Jerry "Duff" Dorrough, a honky-tonk guitar player and a painter, grew up in Ruleville.

"I always said, you know, painting is my day job and playing music is my night job. It's not always that simple," Dorrough said in the documentary, "Drawing on a Dream." Susan Dobbs and David Rae Morris made the film this year. Barefoot Workshops in Clarksdale produced it.

In the documentary dated September 2011, Dorrough says he graduated high school in 1970, then went to Delta State University to study art. After he graduated, he wanted to play rock 'n' roll music, so he moved to Nashville.

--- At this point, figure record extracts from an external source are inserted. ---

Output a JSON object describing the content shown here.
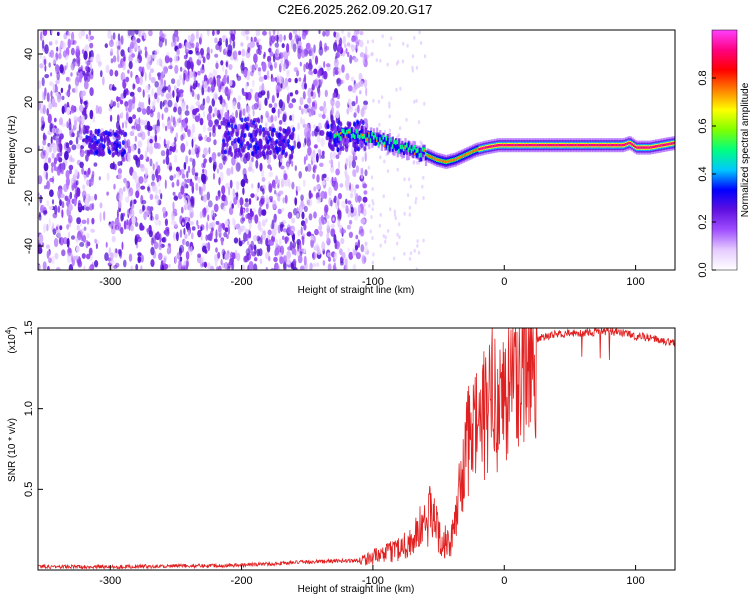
{
  "title": "C2E6.2025.262.09.20.G17",
  "chart_data": [
    {
      "type": "heatmap",
      "name": "spectrogram",
      "xlabel": "Height of straight line (km)",
      "ylabel": "Frequency (Hz)",
      "xlim": [
        -355,
        130
      ],
      "ylim": [
        -50,
        50
      ],
      "xticks": [
        -300,
        -200,
        -100,
        0,
        100
      ],
      "xtick_labels": [
        "-300",
        "-200",
        "-100",
        "0",
        "100"
      ],
      "yticks": [
        40,
        20,
        0,
        -20,
        -40
      ],
      "ytick_labels": [
        "40",
        "20",
        "0",
        "-20",
        "-40"
      ],
      "colorbar": {
        "label": "Normalized spectral amplitude",
        "range": [
          0,
          1
        ],
        "ticks": [
          0.0,
          0.2,
          0.4,
          0.6,
          0.8
        ],
        "tick_labels": [
          "0.0",
          "0.2",
          "0.4",
          "0.6",
          "0.8"
        ],
        "colors": [
          "#ffffff",
          "#e6ccff",
          "#a050ff",
          "#6010e0",
          "#0000ff",
          "#00c8ff",
          "#00ff80",
          "#80ff00",
          "#ffff00",
          "#ff8000",
          "#ff0000",
          "#ff0080",
          "#ff40ff"
        ]
      },
      "ridge": {
        "x": [
          -130,
          -115,
          -100,
          -90,
          -80,
          -70,
          -60,
          -52,
          -45,
          -38,
          -30,
          -22,
          -15,
          -5,
          0,
          10,
          30,
          50,
          70,
          90,
          95,
          100,
          110,
          120,
          130
        ],
        "y": [
          6,
          6,
          5,
          3,
          1,
          0,
          -2,
          -4,
          -5,
          -4,
          -2,
          0,
          1,
          2,
          2,
          2,
          2,
          2,
          2,
          2,
          3,
          1,
          1,
          2,
          3
        ]
      }
    },
    {
      "type": "line",
      "name": "snr",
      "xlabel": "Height of straight line (km)",
      "ylabel": "SNR (10 * v/v)",
      "multiplier_label": "(x10",
      "multiplier_exponent": "4",
      "multiplier_close": ")",
      "xlim": [
        -355,
        130
      ],
      "ylim": [
        0,
        1.5
      ],
      "xticks": [
        -300,
        -200,
        -100,
        0,
        100
      ],
      "xtick_labels": [
        "-300",
        "-200",
        "-100",
        "0",
        "100"
      ],
      "yticks": [
        0.5,
        1.0,
        1.5
      ],
      "ytick_labels": [
        "0.5",
        "1.0",
        "1.5"
      ],
      "color": "#e02020",
      "envelope": {
        "x": [
          -355,
          -300,
          -200,
          -150,
          -110,
          -90,
          -70,
          -60,
          -55,
          -48,
          -42,
          -38,
          -35,
          -30,
          -25,
          -20,
          -15,
          -10,
          -5,
          0,
          5,
          10,
          15,
          20,
          25,
          30,
          40,
          60,
          80,
          90,
          100,
          110,
          120,
          130
        ],
        "y": [
          0.02,
          0.02,
          0.03,
          0.05,
          0.06,
          0.1,
          0.18,
          0.3,
          0.35,
          0.2,
          0.15,
          0.25,
          0.45,
          0.7,
          0.85,
          0.9,
          0.95,
          1.05,
          1.1,
          1.05,
          1.15,
          1.25,
          1.3,
          1.35,
          1.42,
          1.45,
          1.46,
          1.47,
          1.48,
          1.47,
          1.45,
          1.44,
          1.42,
          1.41
        ]
      }
    }
  ]
}
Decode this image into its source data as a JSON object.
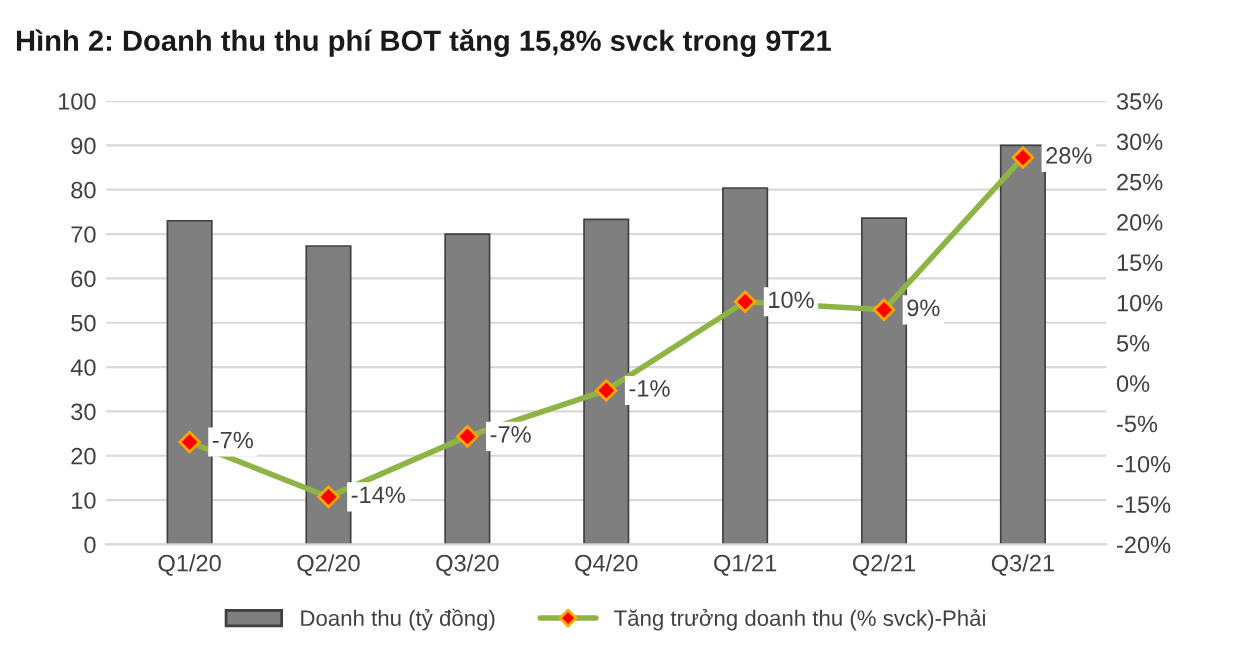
{
  "chart_data": {
    "type": "bar",
    "title": "Hình 2: Doanh thu thu phí BOT tăng 15,8% svck trong 9T21",
    "categories": [
      "Q1/20",
      "Q2/20",
      "Q3/20",
      "Q4/20",
      "Q1/21",
      "Q2/21",
      "Q3/21"
    ],
    "series": [
      {
        "name": "Doanh thu (tỷ đồng)",
        "color": "#7f7f80",
        "values": [
          73,
          67.3,
          70,
          73.3,
          80.4,
          73.6,
          90
        ]
      },
      {
        "name": "Tăng trưởng doanh thu (% svck)-Phải",
        "type": "line",
        "axis": "y2",
        "color": "#8db444",
        "marker": "diamond",
        "line_style": "solid",
        "values": [
          -7.3,
          -14.1,
          -6.6,
          -0.9,
          10.1,
          9.1,
          28
        ],
        "value_labels": [
          "-7%",
          "-14%",
          "-7%",
          "-1%",
          "10%",
          "9%",
          "28%"
        ]
      }
    ],
    "ylim": [
      0,
      100
    ],
    "yticks": [
      0,
      10,
      20,
      30,
      40,
      50,
      60,
      70,
      80,
      90,
      100
    ],
    "y2lim": [
      -20,
      35
    ],
    "y2ticks": [
      {
        "value": -20,
        "label": "-20%"
      },
      {
        "value": -15,
        "label": "-15%"
      },
      {
        "value": -10,
        "label": "-10%"
      },
      {
        "value": -5,
        "label": "-5%"
      },
      {
        "value": 0,
        "label": "0%"
      },
      {
        "value": 5,
        "label": "5%"
      },
      {
        "value": 10,
        "label": "10%"
      },
      {
        "value": 15,
        "label": "15%"
      },
      {
        "value": 20,
        "label": "20%"
      },
      {
        "value": 25,
        "label": "25%"
      },
      {
        "value": 30,
        "label": "30%"
      },
      {
        "value": 35,
        "label": "35%"
      }
    ],
    "grid": "y",
    "legend": "bottom"
  }
}
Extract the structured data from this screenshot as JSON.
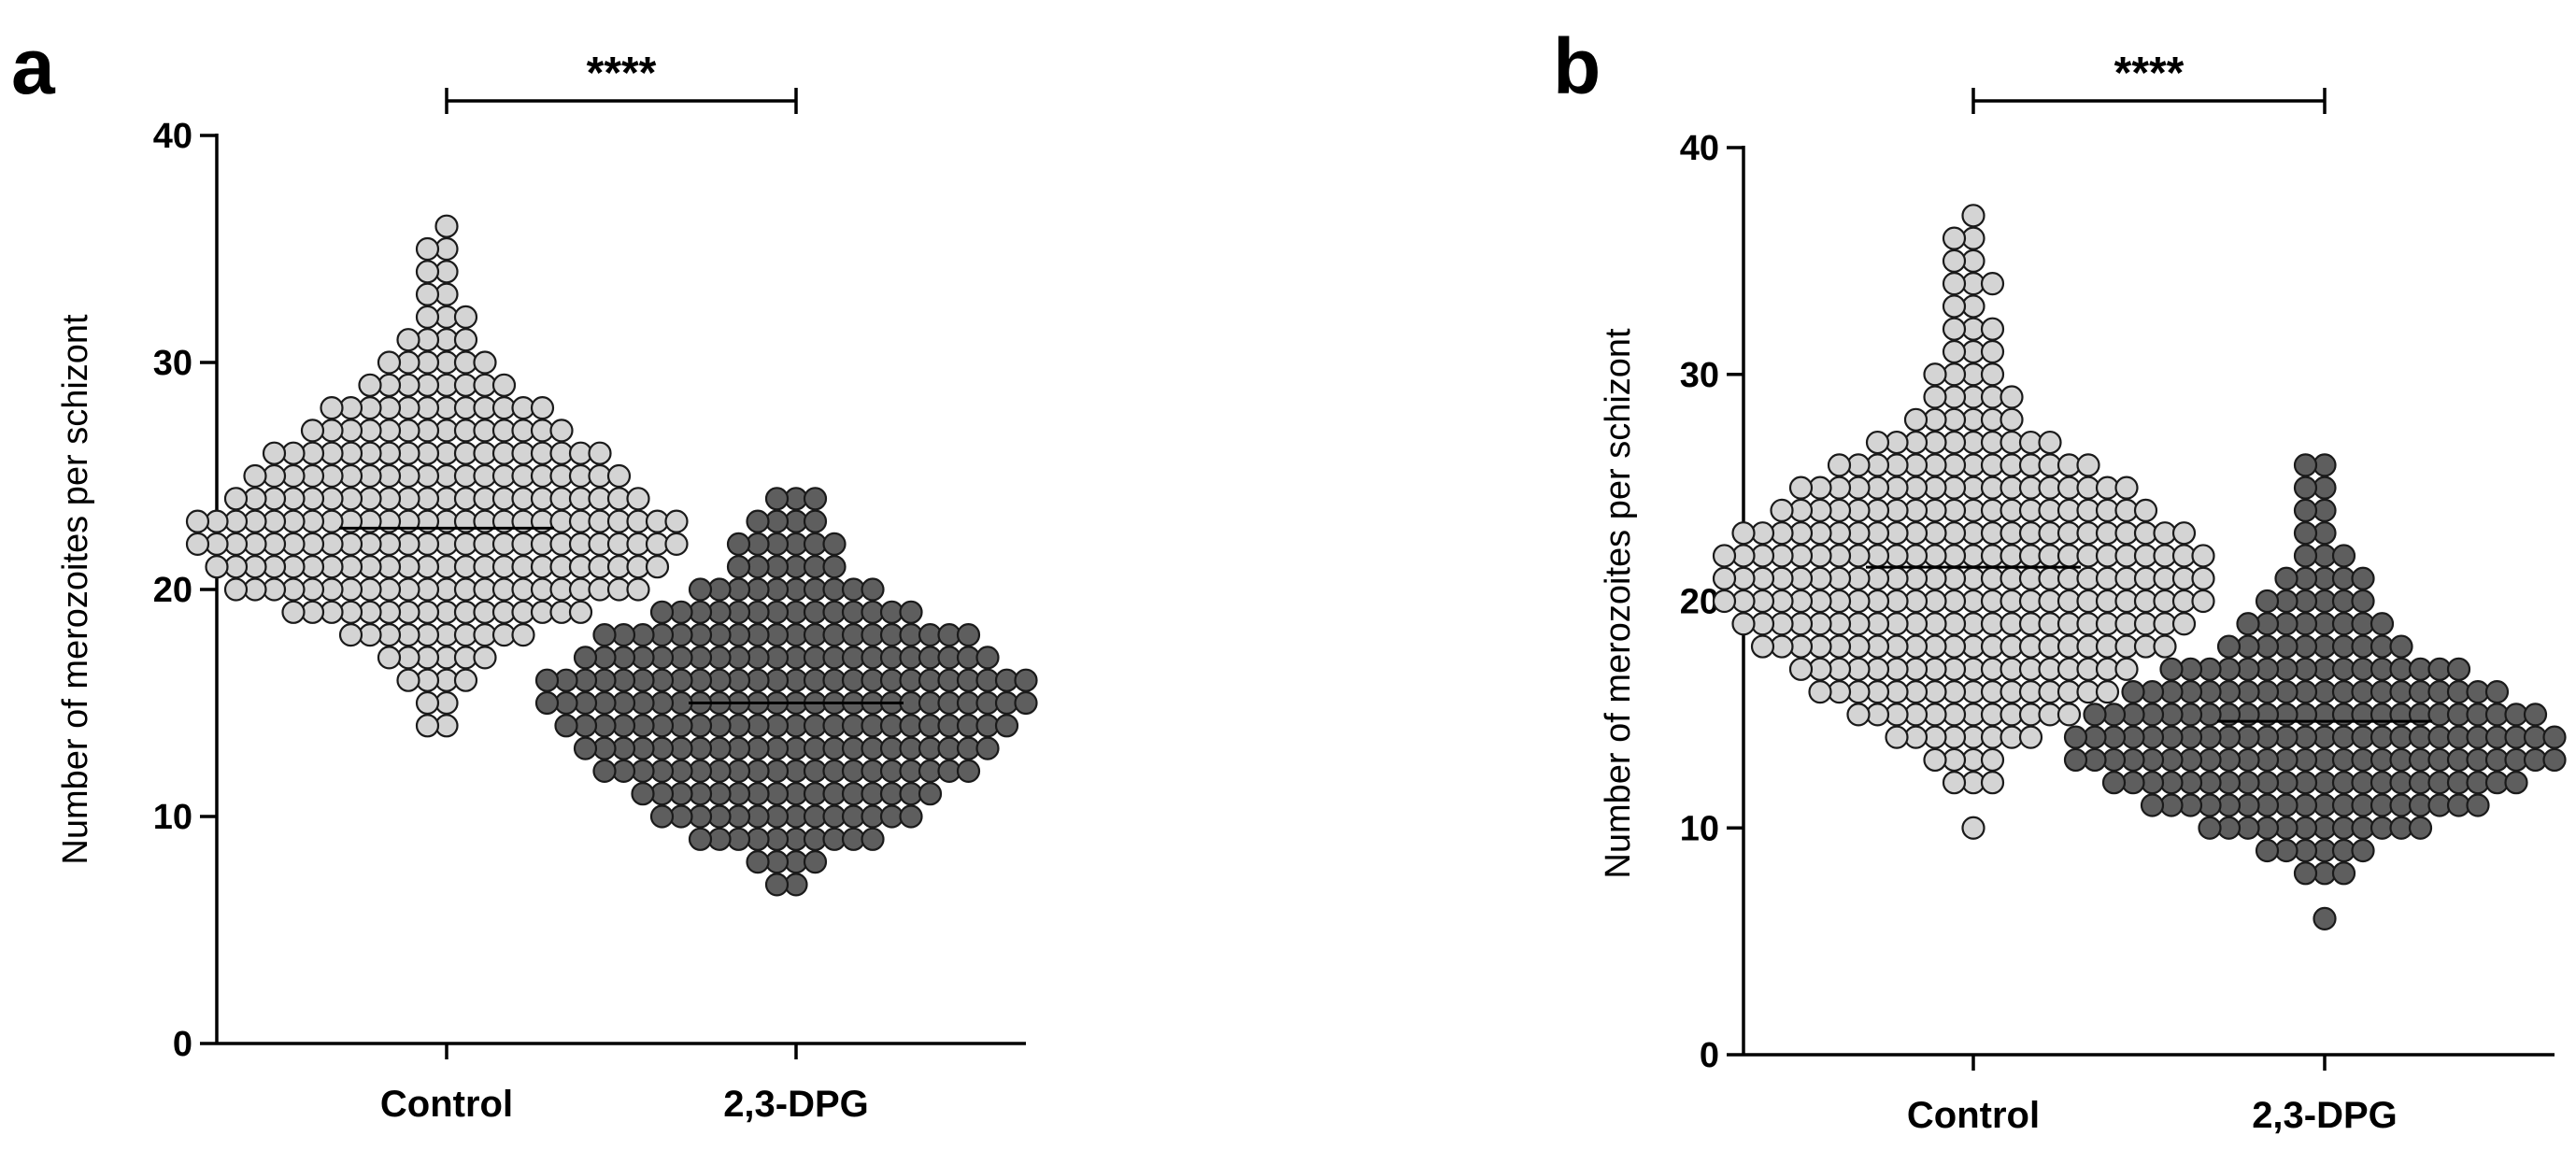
{
  "chart_data": [
    {
      "type": "scatter",
      "panel_label": "a",
      "title": "",
      "xlabel": "",
      "ylabel": "Number of merozoites per schizont",
      "ylim": [
        0,
        40
      ],
      "yticks": [
        "0",
        "10",
        "20",
        "30",
        "40"
      ],
      "categories": [
        "Control",
        "2,3-DPG"
      ],
      "significance": "****",
      "grid": false,
      "colors": {
        "Control": "#d4d4d4",
        "2,3-DPG": "#5e5e5e"
      },
      "series": [
        {
          "category": "Control",
          "mean": 22.7,
          "min": 14,
          "max": 36,
          "counts": {
            "14": 2,
            "15": 2,
            "16": 4,
            "17": 6,
            "18": 10,
            "19": 16,
            "20": 22,
            "21": 24,
            "22": 26,
            "23": 26,
            "24": 22,
            "25": 20,
            "26": 18,
            "27": 14,
            "28": 12,
            "29": 8,
            "30": 6,
            "31": 4,
            "32": 3,
            "33": 2,
            "34": 2,
            "35": 2,
            "36": 1
          }
        },
        {
          "category": "2,3-DPG",
          "mean": 15.0,
          "min": 7,
          "max": 24,
          "counts": {
            "7": 2,
            "8": 4,
            "9": 10,
            "10": 14,
            "11": 16,
            "12": 20,
            "13": 22,
            "14": 24,
            "15": 26,
            "16": 26,
            "17": 22,
            "18": 20,
            "19": 14,
            "20": 10,
            "21": 6,
            "22": 6,
            "23": 4,
            "24": 3
          }
        }
      ]
    },
    {
      "type": "scatter",
      "panel_label": "b",
      "title": "",
      "xlabel": "",
      "ylabel": "Number of merozoites per schizont",
      "ylim": [
        0,
        40
      ],
      "yticks": [
        "0",
        "10",
        "20",
        "30",
        "40"
      ],
      "categories": [
        "Control",
        "2,3-DPG"
      ],
      "significance": "****",
      "grid": false,
      "colors": {
        "Control": "#d4d4d4",
        "2,3-DPG": "#5e5e5e"
      },
      "series": [
        {
          "category": "Control",
          "mean": 21.5,
          "min": 10,
          "max": 37,
          "counts": {
            "10": 1,
            "12": 3,
            "13": 4,
            "14": 8,
            "15": 12,
            "16": 16,
            "17": 18,
            "18": 22,
            "19": 24,
            "20": 26,
            "21": 26,
            "22": 26,
            "23": 24,
            "24": 20,
            "25": 18,
            "26": 14,
            "27": 10,
            "28": 6,
            "29": 5,
            "30": 4,
            "31": 3,
            "32": 3,
            "33": 2,
            "34": 3,
            "35": 2,
            "36": 2,
            "37": 1
          }
        },
        {
          "category": "2,3-DPG",
          "mean": 14.7,
          "min": 6,
          "max": 26,
          "counts": {
            "6": 1,
            "8": 3,
            "9": 6,
            "10": 12,
            "11": 18,
            "12": 22,
            "13": 26,
            "14": 26,
            "15": 24,
            "16": 20,
            "17": 16,
            "18": 10,
            "19": 8,
            "20": 6,
            "21": 5,
            "22": 3,
            "23": 2,
            "24": 2,
            "25": 2,
            "26": 2
          }
        }
      ]
    }
  ]
}
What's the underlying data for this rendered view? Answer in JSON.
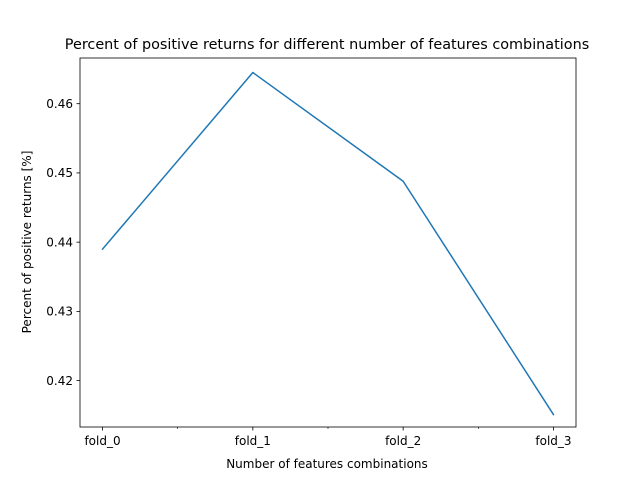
{
  "chart_data": {
    "type": "line",
    "title": "Percent of positive returns for different number of features combinations",
    "xlabel": "Number of features combinations",
    "ylabel": "Percent of positive returns [%]",
    "categories": [
      "fold_0",
      "fold_1",
      "fold_2",
      "fold_3"
    ],
    "x_minor_ticks": [
      0.5,
      1.5,
      2.5
    ],
    "series": [
      {
        "values": [
          0.439,
          0.4645,
          0.4488,
          0.4151
        ],
        "color": "#1f77b4"
      }
    ],
    "xlim": [
      -0.15,
      3.15
    ],
    "ylim": [
      0.4133,
      0.4666
    ],
    "yticks": [
      0.42,
      0.43,
      0.44,
      0.45,
      0.46
    ],
    "ytick_labels": [
      "0.42",
      "0.43",
      "0.44",
      "0.45",
      "0.46"
    ],
    "grid": false,
    "legend": "none"
  }
}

When his grandfather became ill in 1975, Dorrough moved back home.

He played with the Tangents, billed as the Bad Boys from the Delta. "It was a monster band," Dorrough says in the documentary.

He talks about the deaths of friends and loved ones, including his wife. "I learned not to wallow in self-pity," he says. "What I learned over the years is life goes on."

In the 1990s, he went back to school to study art again with a new passion for light and color in his paintings.

"My idea of success when I was younger was a real selfish idea of what I thought was success," Dorrough says in the film. "I thought if I made a lot of money or if I was in a group that got recognition and hit records, that would be success. Now, you know, I sort of make my living by drawing on my dreams."